The ghost of stereotypes past haunts Iowa City. In the last few years, it’s been taking the form of a black teenage boy, fresh off the bus from Chicago with a few ounces of crack and a switchblade or two. He has an unmarried mother, probably just as strung-out, and for fun he likes to rob some nice white native Iowans. This mythic archetype lingers around every newspaper story about the Southeast Side, crime reports, and rising crime rates; it’s not uncommon for at least one commentator on The Daily Iowan or Press-Citizen to ironically thank Chicago for the latest headline-grabbing knife fight. To hear all this, you might think the Southeast Side is some inner-city ghetto mysteriously transplanted to Iowa City, disturbing our American dream.

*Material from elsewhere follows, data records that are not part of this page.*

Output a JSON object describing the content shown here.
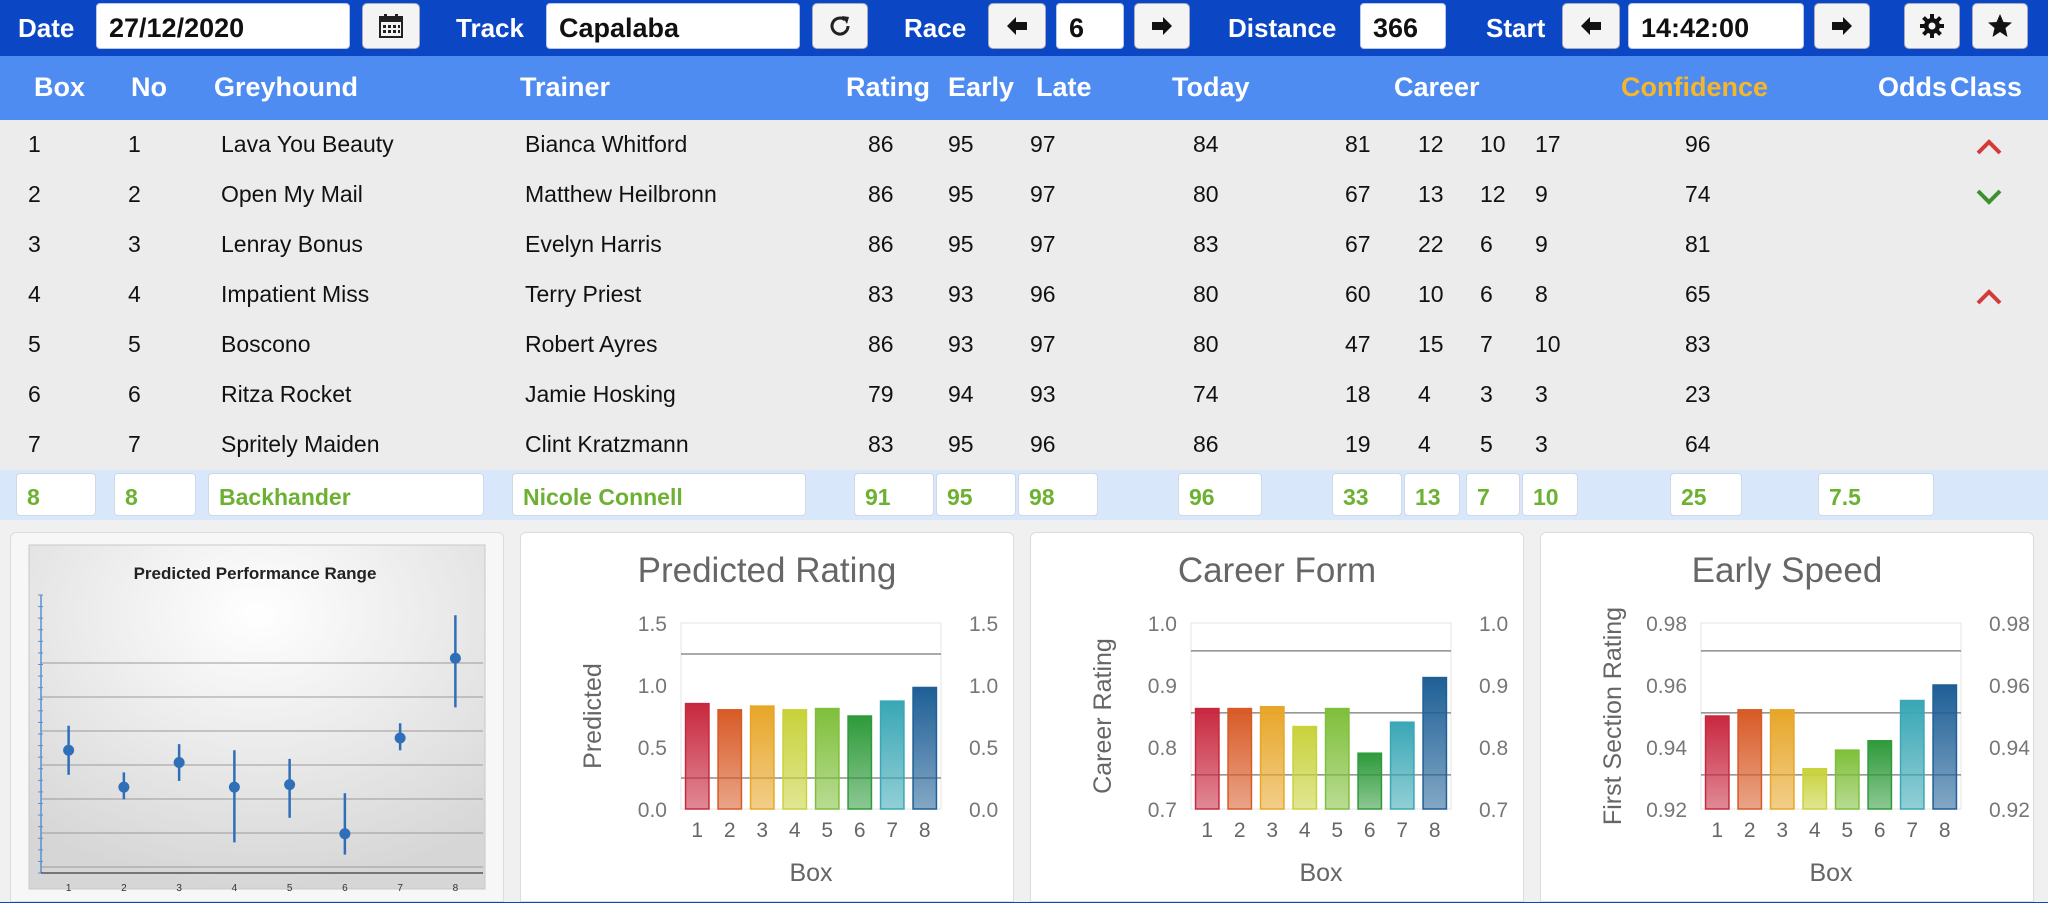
{
  "toolbar": {
    "date_label": "Date",
    "date_value": "27/12/2020",
    "track_label": "Track",
    "track_value": "Capalaba",
    "race_label": "Race",
    "race_value": "6",
    "distance_label": "Distance",
    "distance_value": "366",
    "start_label": "Start",
    "start_value": "14:42:00"
  },
  "columns": {
    "box": "Box",
    "no": "No",
    "greyhound": "Greyhound",
    "trainer": "Trainer",
    "rating": "Rating",
    "early": "Early",
    "late": "Late",
    "today": "Today",
    "career": "Career",
    "confidence": "Confidence",
    "odds": "Odds",
    "class": "Class"
  },
  "runners": [
    {
      "box": "1",
      "no": "1",
      "name": "Lava You Beauty",
      "trainer": "Bianca Whitford",
      "rating": "86",
      "early": "95",
      "late": "97",
      "today": "84",
      "career": "81",
      "c1": "12",
      "c2": "10",
      "c3": "17",
      "confidence": "96",
      "class": "up"
    },
    {
      "box": "2",
      "no": "2",
      "name": "Open My Mail",
      "trainer": "Matthew Heilbronn",
      "rating": "86",
      "early": "95",
      "late": "97",
      "today": "80",
      "career": "67",
      "c1": "13",
      "c2": "12",
      "c3": "9",
      "confidence": "74",
      "class": "down"
    },
    {
      "box": "3",
      "no": "3",
      "name": "Lenray Bonus",
      "trainer": "Evelyn Harris",
      "rating": "86",
      "early": "95",
      "late": "97",
      "today": "83",
      "career": "67",
      "c1": "22",
      "c2": "6",
      "c3": "9",
      "confidence": "81",
      "class": ""
    },
    {
      "box": "4",
      "no": "4",
      "name": "Impatient Miss",
      "trainer": "Terry Priest",
      "rating": "83",
      "early": "93",
      "late": "96",
      "today": "80",
      "career": "60",
      "c1": "10",
      "c2": "6",
      "c3": "8",
      "confidence": "65",
      "class": "up"
    },
    {
      "box": "5",
      "no": "5",
      "name": "Boscono",
      "trainer": "Robert Ayres",
      "rating": "86",
      "early": "93",
      "late": "97",
      "today": "80",
      "career": "47",
      "c1": "15",
      "c2": "7",
      "c3": "10",
      "confidence": "83",
      "class": ""
    },
    {
      "box": "6",
      "no": "6",
      "name": "Ritza Rocket",
      "trainer": "Jamie Hosking",
      "rating": "79",
      "early": "94",
      "late": "93",
      "today": "74",
      "career": "18",
      "c1": "4",
      "c2": "3",
      "c3": "3",
      "confidence": "23",
      "class": ""
    },
    {
      "box": "7",
      "no": "7",
      "name": "Spritely Maiden",
      "trainer": "Clint Kratzmann",
      "rating": "83",
      "early": "95",
      "late": "96",
      "today": "86",
      "career": "19",
      "c1": "4",
      "c2": "5",
      "c3": "3",
      "confidence": "64",
      "class": ""
    }
  ],
  "selected": {
    "box": "8",
    "no": "8",
    "name": "Backhander",
    "trainer": "Nicole Connell",
    "rating": "91",
    "early": "95",
    "late": "98",
    "today": "96",
    "career": "33",
    "c1": "13",
    "c2": "7",
    "c3": "10",
    "confidence": "25",
    "odds": "7.5"
  },
  "colors": {
    "topbar": "#0b46c4",
    "header": "#4e8cf2",
    "confidence": "#f5b62a",
    "selected_text": "#6db132",
    "up": "#d33a3a",
    "down": "#3e8f2f"
  },
  "chart_data": [
    {
      "type": "scatter",
      "title": "Predicted Performance Range",
      "x": [
        1,
        2,
        3,
        4,
        5,
        6,
        7,
        8
      ],
      "y": [
        0.8,
        0.5,
        0.7,
        0.5,
        0.52,
        0.12,
        0.9,
        1.55
      ],
      "low": [
        0.6,
        0.4,
        0.55,
        0.05,
        0.25,
        -0.05,
        0.8,
        1.15
      ],
      "high": [
        1.0,
        0.62,
        0.85,
        0.8,
        0.73,
        0.45,
        1.02,
        1.9
      ],
      "grid": true
    },
    {
      "type": "bar",
      "title": "Predicted Rating",
      "xlabel": "Box",
      "ylabel": "Predicted",
      "categories": [
        "1",
        "2",
        "3",
        "4",
        "5",
        "6",
        "7",
        "8"
      ],
      "values": [
        0.85,
        0.8,
        0.83,
        0.8,
        0.81,
        0.75,
        0.87,
        0.98
      ],
      "ylim": [
        0.0,
        1.5
      ],
      "yticks": [
        "0.0",
        "0.5",
        "1.0",
        "1.5"
      ],
      "ref_lines": [
        0.25,
        1.25
      ]
    },
    {
      "type": "bar",
      "title": "Career Form",
      "xlabel": "Box",
      "ylabel": "Career Rating",
      "categories": [
        "1",
        "2",
        "3",
        "4",
        "5",
        "6",
        "7",
        "8"
      ],
      "values": [
        0.862,
        0.862,
        0.865,
        0.833,
        0.862,
        0.79,
        0.84,
        0.912
      ],
      "ylim": [
        0.7,
        1.0
      ],
      "yticks": [
        "0.7",
        "0.8",
        "0.9",
        "1.0"
      ],
      "ref_lines": [
        0.755,
        0.855,
        0.955
      ]
    },
    {
      "type": "bar",
      "title": "Early Speed",
      "xlabel": "Box",
      "ylabel": "First Section Rating",
      "categories": [
        "1",
        "2",
        "3",
        "4",
        "5",
        "6",
        "7",
        "8"
      ],
      "values": [
        0.95,
        0.952,
        0.952,
        0.933,
        0.939,
        0.942,
        0.955,
        0.96
      ],
      "ylim": [
        0.92,
        0.98
      ],
      "yticks": [
        "0.92",
        "0.94",
        "0.96",
        "0.98"
      ],
      "ref_lines": [
        0.931,
        0.951,
        0.971
      ]
    }
  ]
}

Here’s the problem: The briefest of inquiries throws this into doubt. The Press-Citizen has crime statistics over the past six years, broken up by neighborhood; and there is no significant increase in violent crime in the Southeast Side. It appears that 2008, “the year that crime came to Iowa City,” may have been a fluke; statistics from 2009 aren’t much different from those in 2003. Individuals’ reports also don’t corroborate this myth; an editorial in the Press-Citizen written by Bethany Brender, an AmeriCorps worker at the Broadway Neighborhood Center, claims that Southeast Iowa City really isn’t that different from the rest of Iowa City. The DI reported in March that a forum hosted by University of Iowa faculty found that most people’s perceptions of the Southeast Side were, in fact, incorrect.

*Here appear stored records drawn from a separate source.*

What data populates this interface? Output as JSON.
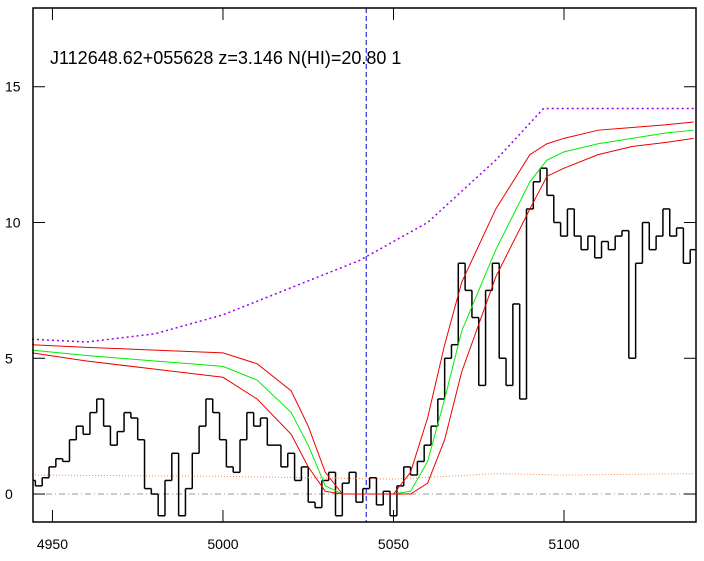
{
  "chart_data": {
    "type": "line",
    "title": "J112648.62+055628 z=3.146 N(HI)=20.80 1",
    "xlim": [
      4944.3,
      5138.7
    ],
    "ylim": [
      -1.03,
      17.9
    ],
    "xticks": [
      4950,
      5000,
      5050,
      5100
    ],
    "yticks": [
      0,
      5,
      10,
      15
    ],
    "series": [
      {
        "color": "#000000",
        "drawstyle": "steps",
        "width": 1.5,
        "x": [
          4944,
          4946,
          4948,
          4950,
          4952,
          4954,
          4956,
          4958,
          4960,
          4962,
          4964,
          4966,
          4968,
          4970,
          4972,
          4974,
          4976,
          4978,
          4980,
          4982,
          4984,
          4986,
          4988,
          4990,
          4992,
          4994,
          4996,
          4998,
          5000,
          5002,
          5004,
          5006,
          5008,
          5010,
          5012,
          5014,
          5016,
          5018,
          5020,
          5022,
          5024,
          5026,
          5028,
          5030,
          5032,
          5034,
          5036,
          5038,
          5040,
          5042,
          5044,
          5046,
          5048,
          5050,
          5052,
          5054,
          5056,
          5058,
          5060,
          5062,
          5064,
          5066,
          5068,
          5070,
          5072,
          5074,
          5076,
          5078,
          5080,
          5082,
          5084,
          5086,
          5088,
          5090,
          5092,
          5094,
          5096,
          5098,
          5100,
          5102,
          5104,
          5106,
          5108,
          5110,
          5112,
          5114,
          5116,
          5118,
          5120,
          5122,
          5124,
          5126,
          5128,
          5130,
          5132,
          5134,
          5136,
          5138
        ],
        "values": [
          0.5,
          0.3,
          0.6,
          1.0,
          1.3,
          1.2,
          2.0,
          2.5,
          2.2,
          3.0,
          3.5,
          2.5,
          1.8,
          2.3,
          3.0,
          2.8,
          2.0,
          0.2,
          0.0,
          -0.8,
          0.5,
          1.5,
          -0.8,
          0.2,
          1.5,
          2.5,
          3.5,
          3.0,
          2.0,
          1.0,
          0.8,
          2.0,
          3.0,
          2.5,
          2.8,
          1.8,
          1.8,
          1.0,
          1.5,
          0.5,
          1.0,
          -0.3,
          -0.5,
          0.5,
          0.8,
          -0.8,
          0.4,
          0.8,
          -0.3,
          0.2,
          0.6,
          -0.4,
          0.1,
          -0.8,
          0.3,
          1.0,
          0.7,
          1.2,
          1.8,
          2.5,
          3.5,
          5.0,
          5.5,
          8.5,
          7.5,
          6.5,
          4.0,
          7.5,
          8.5,
          5.0,
          4.0,
          7.0,
          3.5,
          10.5,
          11.5,
          12.0,
          11.0,
          10.0,
          9.5,
          10.5,
          9.5,
          9.0,
          9.5,
          8.7,
          9.3,
          9.0,
          9.5,
          9.7,
          5.0,
          8.5,
          10.0,
          9.0,
          9.5,
          10.5,
          9.5,
          9.8,
          8.5,
          9.0
        ]
      },
      {
        "color": "#00ee00",
        "width": 1,
        "x": [
          4944,
          4960,
          4980,
          5000,
          5010,
          5020,
          5025,
          5030,
          5035,
          5050,
          5055,
          5060,
          5065,
          5070,
          5080,
          5090,
          5095,
          5100,
          5110,
          5120,
          5130,
          5138
        ],
        "values": [
          5.3,
          5.1,
          4.9,
          4.7,
          4.2,
          3.0,
          1.8,
          0.3,
          0,
          0,
          0.1,
          1.2,
          3.5,
          6.0,
          9.0,
          11.5,
          12.3,
          12.6,
          12.9,
          13.1,
          13.3,
          13.4
        ]
      },
      {
        "color": "#ee0000",
        "width": 1,
        "x": [
          4944,
          4960,
          4980,
          5000,
          5010,
          5020,
          5025,
          5030,
          5035,
          5050,
          5055,
          5060,
          5065,
          5070,
          5080,
          5090,
          5095,
          5100,
          5110,
          5120,
          5130,
          5138
        ],
        "values": [
          5.5,
          5.4,
          5.3,
          5.2,
          4.8,
          3.8,
          2.5,
          0.8,
          0,
          0,
          0.8,
          2.8,
          5.5,
          7.8,
          10.5,
          12.5,
          12.9,
          13.1,
          13.4,
          13.5,
          13.6,
          13.7
        ]
      },
      {
        "color": "#ee0000",
        "width": 1,
        "x": [
          4944,
          4960,
          4980,
          5000,
          5010,
          5020,
          5025,
          5030,
          5035,
          5050,
          5055,
          5060,
          5065,
          5070,
          5080,
          5090,
          5095,
          5100,
          5110,
          5120,
          5130,
          5138
        ],
        "values": [
          5.2,
          4.9,
          4.6,
          4.3,
          3.5,
          2.2,
          1.0,
          0.1,
          0,
          0,
          0,
          0.4,
          2.0,
          4.5,
          8.0,
          10.5,
          11.7,
          12.0,
          12.5,
          12.8,
          12.95,
          13.1
        ]
      },
      {
        "color": "#9900ee",
        "dash": "2,3",
        "width": 1.5,
        "x": [
          4944,
          4960,
          4980,
          5000,
          5020,
          5040,
          5060,
          5080,
          5094,
          5138
        ],
        "values": [
          5.7,
          5.6,
          5.9,
          6.6,
          7.6,
          8.6,
          10.0,
          12.3,
          14.2,
          14.2
        ]
      },
      {
        "color": "#ff8844",
        "dash": "1,2",
        "width": 1,
        "x": [
          4944,
          5000,
          5050,
          5080,
          5100,
          5138
        ],
        "values": [
          0.7,
          0.65,
          0.55,
          0.75,
          0.7,
          0.75
        ]
      }
    ],
    "hlines": [
      {
        "value": 0,
        "color": "#999999",
        "dash": "6,3,1,3"
      }
    ],
    "vlines": [
      {
        "value": 5042,
        "color": "#0000cc",
        "dash": "5,3"
      }
    ]
  }
}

So why do people still believe this great fable? In part, it’s because the interventions by the city aimed at reducing crime rate have encouraged the stereotype. The widespread curfews on youth enacted earlier this year, regardless of effectiveness, link teenage activity to crime; the DI’s editorial on July 8 about the curfew mentions Southeast Iowa City more than any other region. John Deng’s death last summer prompted a new wave of stereotypes: The Deng shooting could easily be oversimplified to an officer protecting a white Iowa native from a black transient. Details of the Deng case aside, it created large divisions within the Iowa City community, notably (but not solely) on racial lines.

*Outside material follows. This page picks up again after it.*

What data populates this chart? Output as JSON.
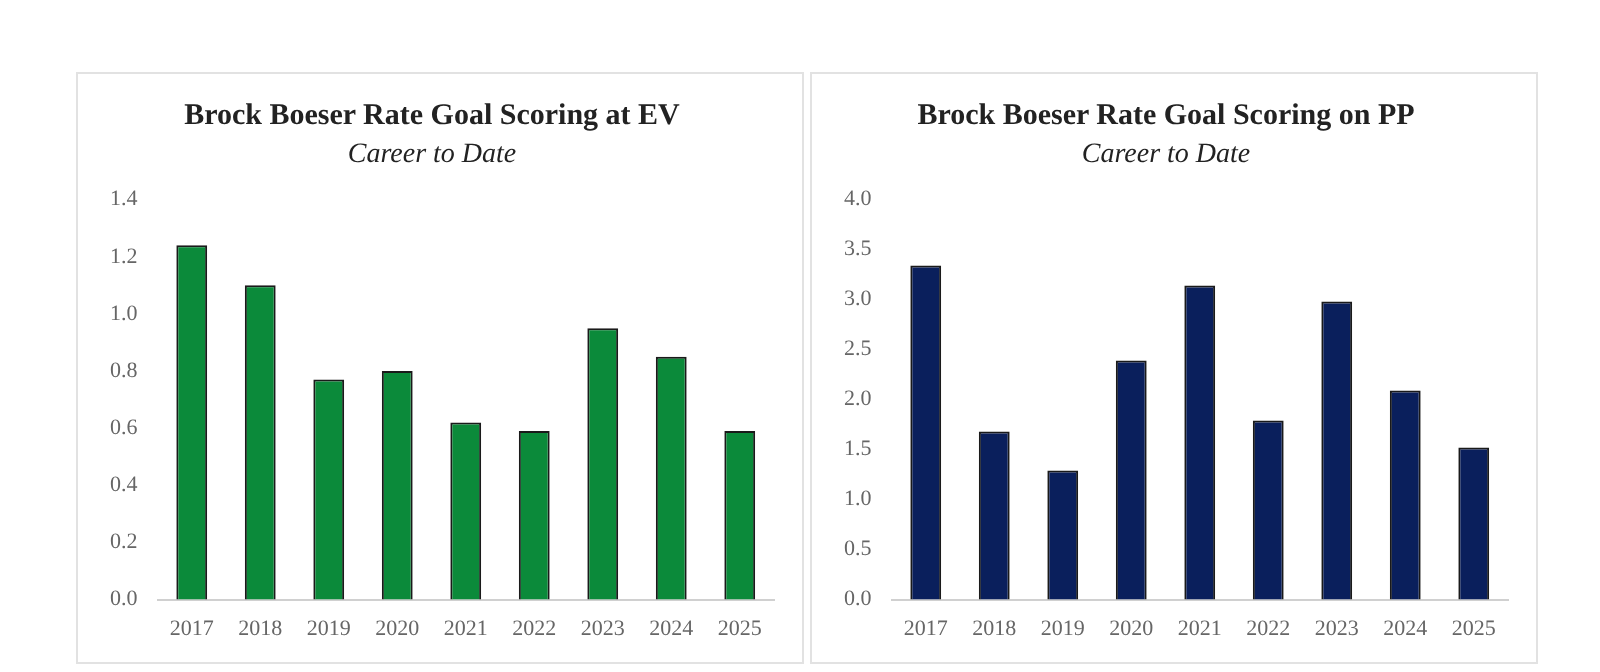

The other part of it is that belief in this myth is easy. It’s easy to criminalize the other and easy to look at the unfamiliar with suspicion. It’s especially easy to blame Chicago, the Southeast Side, and Section 8 Housing for the problems of a changing city. To look at Southeast Iowa City as one great homogenous mass of Chicago exports, and to see every crime tinged with the shadow of this outside force, is almost … comforting, if your world is changing and you’re not sure what to think. But it denies an entire chunk of our city their humanity, culture, and identity. In the end, mythic archetypes of inner-city thugs are incorrect; worse than that, they are fundamentally dehumanizing.

If Iowa City truly wants to reduce crime — like all good municipalities — its government and populace need to stop treating citizens like criminals. Instead, treat them like people who want what’s best for themselves, their families, and their communities. That’s who we are, after all.